In order to build a good predictive model, a data scientist has a lot of things to consider. But something that often goes overlooked or undermentioned—likely because it’s not that glamorous—is cleaning the data. You want to build the best mathematical model that works for your data, but a step of tantamount importance is getting the input data as clean as possible to reduce the noise that can steer you down a path of lower accuracy. A significant percentage of my time is spent cleaning data, especially if that data contains text.
As a data scientist at Bright, I spend my days working on the Bright Score. Many factors go into creating a Bright Score, a lot of which involve text data. One pesky thing I noticed happening—and that could falsely influence Bright Scores—was an attempt to match job seekers’ skills to a keyword or skill found in a job description, even if that keyword had nothing to do with the job’s requirements. How was this happening? Recruiters want to write robust, appealing job descriptions, so they include a lot of details about the responsibilities of the role, but also mention things like company vision and history, benefits and perks of the job, etc. But when our scoring engine tried to quantify the match between a job seeker and a job post, all words were created equal. For example, a job post for a forklift driver may have a “Benefits” section that includes 401k and dental. Bright’s scoring engine would determine that the “forklift driver” job post needed candidates who are certified forklift drivers with experience in retirement planning and dentistry.
The problem was that the word-correlating features of the Bright Score were reading the entire job description as flat text. If we could find a way to split the description into sections, then we could tell the Bright Score to ignore sections like “Benefits” in text-matching and just focus on sections like “Responsibilities” or “Qualifications.” To plan this improvement, I skimmed through a ton of job descriptions on Bright to understand their general appearance. I noticed there was already a lot of structure to job descriptions: common header words were bold or ended in colons to denote the content of the following section; lists of requirements were bulleted; and company or job descriptions were in long paragraphs. The second thing I noticed was that a lot of our job descriptions had less-than-perfect formatting.
Bright is one of the biggest online repositories of job posts on the internet. We get jobs from partner sites that may not require a specific structure for a job description, which can result in a sacrifice of quality for quantity. While these jobs are all valid and open, bad formatting can be a detractor. Copying and pasting job descriptions can result in inconsistent spacing and broken html. I saw entire paragraphs in bold or italics, and lists of bullets changing from dots to dashes or from single indentation to double indentations. So I thought that while trying to develop a program that parses the job description into separate labeled sections, I would put in some methods to clean up invalid html, bad encoding characters, and inconsistent bullets and spacing. This would give job description a cleaner look, as well as improve Bright Score calculations.
My first step was cleaning up all the bad encoding characters—actually, my first step was learning PHP, which can be painful for a data scientist, but I wanted my improvements to fit nicely into our code stack. Next, I replaced all of the various incarnations of bullets, bold text, italics, and spacing with my own consistent set.
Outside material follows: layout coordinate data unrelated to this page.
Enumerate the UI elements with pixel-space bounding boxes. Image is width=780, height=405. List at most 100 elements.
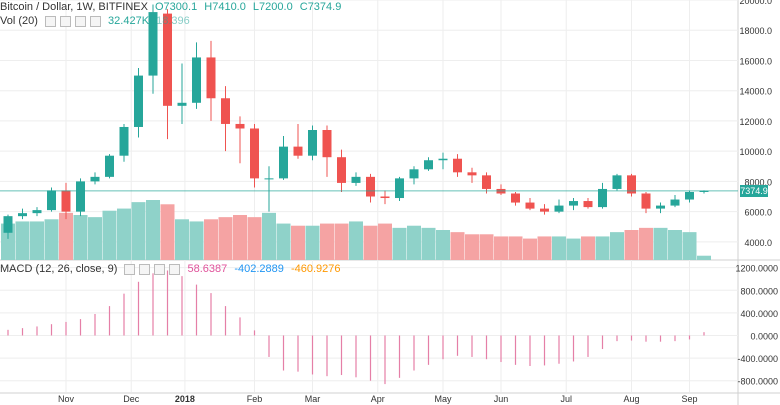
candle-body <box>293 146 303 156</box>
symbol-legend: Bitcoin / Dollar, 1W, BITFINEX O7300.1 H… <box>0 0 345 14</box>
close-icon[interactable] <box>74 15 86 27</box>
time-tick-label: Nov <box>58 394 75 404</box>
candle-body <box>192 57 201 103</box>
candle-body <box>264 178 274 180</box>
settings-icon[interactable] <box>139 263 151 275</box>
volume-bar <box>247 217 262 260</box>
volume-legend: Vol (20) 32.427K 18.396 <box>0 14 194 28</box>
time-tick-label: 2018 <box>175 394 195 404</box>
candle-body <box>670 199 680 206</box>
eye-icon[interactable] <box>124 263 136 275</box>
candle-body <box>250 128 259 179</box>
candle-body <box>554 205 564 212</box>
volume-bar <box>392 227 407 260</box>
time-tick-label: Dec <box>123 394 140 404</box>
macd-tick-label: 800.0000 <box>740 286 778 296</box>
volume-bar <box>334 223 349 260</box>
volume-bar <box>15 221 30 260</box>
time-tick-label: Apr <box>371 394 385 404</box>
volume-bar <box>639 227 653 260</box>
volume-bar <box>320 223 334 260</box>
candle-body <box>641 193 651 209</box>
volume-bar <box>131 202 146 260</box>
volume-bar <box>552 236 566 260</box>
volume-bar <box>218 217 233 260</box>
volume-ma-value: 18.396 <box>156 15 190 27</box>
time-tick-label: Jun <box>494 394 509 404</box>
volume-bar <box>102 210 117 260</box>
last-price-tag: 7374.9 <box>740 184 768 197</box>
macd-tick-label: -800.0000 <box>737 377 778 387</box>
candle-body <box>627 175 636 194</box>
volume-bar <box>305 225 320 260</box>
macd-tick-label: -400.0000 <box>737 354 778 364</box>
candle-body <box>32 210 42 214</box>
macd-signal-value: -402.2889 <box>234 263 284 275</box>
macd-label: MACD (12, 26, close, 9) <box>0 263 118 275</box>
volume-bar <box>566 238 581 260</box>
volume-bar <box>378 223 392 260</box>
candle-body <box>47 190 56 211</box>
volume-bar <box>508 236 523 260</box>
price-tick-label: 12000.0 <box>739 117 772 127</box>
candle-body <box>511 193 520 203</box>
candle-body <box>76 181 85 212</box>
volume-bar <box>697 255 711 260</box>
candle-body <box>235 123 245 129</box>
candle-body <box>3 216 13 233</box>
volume-bar <box>581 236 595 260</box>
time-tick-label: Feb <box>247 394 263 404</box>
volume-bar <box>610 232 624 260</box>
time-tick-label: Mar <box>305 394 321 404</box>
candle-body <box>322 130 332 158</box>
candle-body <box>366 176 375 197</box>
volume-bar <box>479 234 494 260</box>
volume-bar <box>262 212 276 260</box>
candle-body <box>453 158 462 173</box>
volume-bar <box>30 221 44 260</box>
more-icon[interactable] <box>169 263 181 275</box>
volume-bar <box>175 219 189 260</box>
time-tick-label: Aug <box>623 394 639 404</box>
time-tick-label: May <box>434 394 452 404</box>
candle-body <box>540 208 549 212</box>
volume-bar <box>291 225 305 260</box>
candle-body <box>395 178 404 199</box>
volume-label: Vol (20) <box>0 15 38 27</box>
candle-body <box>699 190 709 192</box>
eye-icon[interactable] <box>44 15 56 27</box>
macd-tick-label: 0.0000 <box>750 331 778 341</box>
candle-body <box>308 130 317 156</box>
volume-bar <box>233 215 247 260</box>
more-icon[interactable] <box>89 15 101 27</box>
candle-body <box>583 201 593 208</box>
volume-bar <box>407 225 421 260</box>
candle-body <box>61 190 71 212</box>
volume-bar <box>668 230 682 260</box>
volume-bar <box>189 221 204 260</box>
candle-body <box>380 196 390 199</box>
volume-bar <box>88 217 102 260</box>
macd-tick-label: 1200.0000 <box>735 264 778 274</box>
symbol-title: Bitcoin / Dollar, 1W, BITFINEX <box>0 1 148 13</box>
candle-body <box>438 158 448 161</box>
volume-bar <box>421 227 436 260</box>
candle-body <box>467 172 477 176</box>
candle-body <box>409 169 419 179</box>
macd-legend: MACD (12, 26, close, 9) 58.6387 -402.288… <box>0 262 344 276</box>
settings-icon[interactable] <box>59 15 71 27</box>
candle-body <box>221 98 230 124</box>
macd-value: 58.6387 <box>187 263 228 275</box>
candle-body <box>685 191 694 200</box>
ohlc-high: H7410.0 <box>204 1 246 13</box>
price-tick-label: 8000.0 <box>744 177 772 187</box>
volume-bar <box>537 236 552 260</box>
price-tick-label: 10000.0 <box>739 147 772 157</box>
close-icon[interactable] <box>154 263 166 275</box>
volume-bar <box>450 232 465 260</box>
candle-body <box>177 102 187 106</box>
volume-bar <box>146 200 160 260</box>
volume-value: 32.427K <box>108 15 150 27</box>
candle-body <box>206 57 216 99</box>
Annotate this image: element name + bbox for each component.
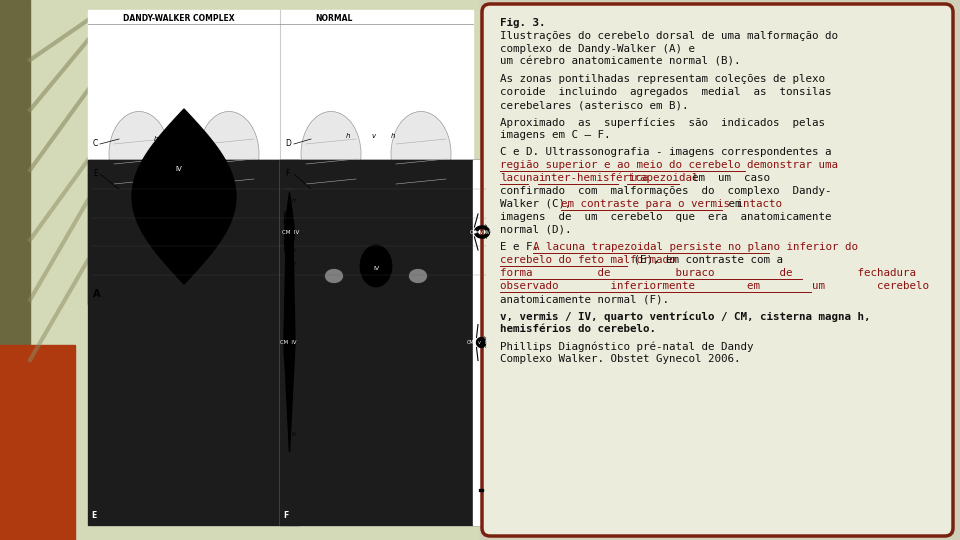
Text: h: h [346,133,350,139]
Text: anatomicamente normal (F).: anatomicamente normal (F). [500,294,669,304]
Text: h: h [199,136,204,142]
Ellipse shape [301,111,361,197]
Text: h: h [292,248,296,253]
Text: CM  IV: CM IV [279,340,296,345]
Text: CM: CM [468,340,475,345]
Bar [479,489,483,491]
Text: confirmado  com  malformações  do  complexo  Dandy-: confirmado com malformações do complexo … [500,186,831,196]
Text: cerebelares (asterisco em B).: cerebelares (asterisco em B). [500,100,688,110]
Text: E: E [91,511,96,520]
Ellipse shape [199,111,259,197]
Bar [280,160,299,525]
Text: normal (D).: normal (D). [500,225,571,235]
Text: Aproximado  as  superfícies  são  indicados  pelas: Aproximado as superfícies são indicados … [500,117,825,127]
Text: DANDY-WALKER COMPLEX: DANDY-WALKER COMPLEX [123,14,234,23]
Bar [480,0,960,540]
Text: (E), em contraste com a: (E), em contraste com a [628,255,783,265]
Ellipse shape [325,269,343,283]
Bar [0,0,30,540]
Ellipse shape [109,111,169,197]
Text: A lacuna trapezoidal persiste no plano inferior do: A lacuna trapezoidal persiste no plano i… [533,242,858,252]
Bar [280,160,491,304]
Text: v: v [480,230,483,234]
Ellipse shape [409,269,427,283]
Text: IV: IV [486,230,491,234]
Text: D: D [285,139,291,148]
Bar [88,10,473,525]
Text: IV: IV [176,166,182,172]
Text: h: h [292,261,296,266]
Text: v: v [478,340,481,345]
Polygon shape [475,226,490,238]
Ellipse shape [311,269,337,289]
Text: NORMAL: NORMAL [315,14,352,23]
Polygon shape [476,338,486,347]
Text: região superior e ao meio do cerebelo demonstrar uma: região superior e ao meio do cerebelo de… [500,160,838,170]
Text: CM: CM [470,230,478,234]
Text: C: C [91,146,97,155]
Text: C: C [93,139,98,148]
Text: em: em [722,199,741,209]
Text: D: D [283,146,289,155]
Text: h: h [484,235,488,240]
Text: h: h [483,345,487,349]
Bar [0,345,75,540]
Bar [88,160,299,525]
Text: h: h [292,432,296,437]
Text: Phillips Diagnóstico pré-natal de Dandy: Phillips Diagnóstico pré-natal de Dandy [500,341,754,352]
Text: hemisférios do cerebelo.: hemisférios do cerebelo. [500,324,656,334]
Text: inter-hemisférica: inter-hemisférica [538,173,648,183]
Bar [88,160,299,304]
Text: As zonas pontilhadas representam coleções de plexo: As zonas pontilhadas representam coleçõe… [500,74,825,84]
Ellipse shape [391,111,451,197]
Text: F: F [285,170,289,179]
Text: h: h [484,224,488,229]
Text: v: v [371,133,375,139]
Text: h: h [292,198,296,203]
Text: lacuna: lacuna [500,173,539,183]
Text: E e F.: E e F. [500,242,545,252]
Text: imagens  de  um  cerebelo  que  era  anatomicamente: imagens de um cerebelo que era anatomica… [500,212,831,222]
Text: h: h [483,336,487,341]
Text: coroide  incluindo  agregados  medial  as  tonsilas: coroide incluindo agregados medial as to… [500,87,831,97]
Text: Ilustrações do cerebelo dorsal de uma malformação do: Ilustrações do cerebelo dorsal de uma ma… [500,31,838,41]
Text: em contraste para o vermis intacto: em contraste para o vermis intacto [562,199,782,209]
Text: F: F [283,511,288,520]
Ellipse shape [118,268,146,290]
Ellipse shape [222,268,250,290]
FancyBboxPatch shape [482,4,953,536]
Text: Complexo Walker. Obstet Gynecol 2006.: Complexo Walker. Obstet Gynecol 2006. [500,354,740,364]
Text: A: A [93,289,101,299]
Text: h: h [154,136,158,142]
Text: trapezoidal: trapezoidal [628,173,699,183]
Text: imagens em C – F.: imagens em C – F. [500,130,611,140]
Text: Fig. 3.: Fig. 3. [500,18,545,28]
Text: em  um  caso: em um caso [680,173,770,183]
Text: h: h [391,133,396,139]
Polygon shape [284,192,295,272]
Text: IV: IV [372,267,379,272]
Ellipse shape [416,269,441,289]
Ellipse shape [360,245,392,287]
Text: cerebelo do feto malformado: cerebelo do feto malformado [500,255,676,265]
Text: CM  IV: CM IV [281,230,299,234]
Text: Walker (C),: Walker (C), [500,199,585,209]
Polygon shape [284,233,295,452]
Bar [280,160,491,525]
Text: observado        inferiormente        em        um        cerebelo: observado inferiormente em um cerebelo [500,281,929,291]
Bar [473,160,491,525]
Text: v, vermis / IV, quarto ventrículo / CM, cisterna magna h,: v, vermis / IV, quarto ventrículo / CM, … [500,311,871,321]
Bar [473,160,491,304]
Text: um cérebro anatomicamente normal (B).: um cérebro anatomicamente normal (B). [500,57,740,67]
Bar [280,160,299,304]
Text: complexo de Dandy-Walker (A) e: complexo de Dandy-Walker (A) e [500,44,695,54]
Text: forma          de          buraco          de          fechadura: forma de buraco de fechadura [500,268,916,278]
Text: B: B [285,289,293,299]
Polygon shape [132,109,236,284]
Text: E: E [93,170,98,179]
Text: IV: IV [484,340,489,345]
Text: C e D. Ultrassonografia - imagens correspondentes a: C e D. Ultrassonografia - imagens corres… [500,147,831,157]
These steps involved a lot of brute force and little finesse with regular expressions. (Do not post a question to stackoverflow asking if anyone has a fancy regex for replacing weird combinations of html tags with sensical ones… just start designing your regex straight away.) Then, I pooled a small batch of cleaned job descriptions where I had hand-tagged lines that should be section headers and ran some statistics to determine the features and feature combinations that can be used to classify a line as a section header.
Now, with a nicely parsed job description, I used different sections for different parts of the Bright Score to make it more accurate and effective. The tagging of headers and the cleanup of job descriptions had two awesome added bonuses for Bright:
- User experience: A poorly formatted “dirty” job description may provide job seekers all the necessary information, but its appearance can make it hard to read or even rouse distrust for some users, which can cost an employer a good applicant and cost Bright sign-ups and engagement.
- SEO: Replacing invalid html and removing bad encoding characters in job descriptions helps the page rank of jobs on Bright that show up in search results, which increases our traffic.
The end result was more effective than I had anticipated, and was lightweight enough to be done on page view, which is great for testing and tweaking. We saw an immediate spike in new users, applicants, and—more importantly—regard for the humble science team here at Bright. With the new job parsing, our team can continue to improve the quality of Bright Scores and the quality of the experience for users.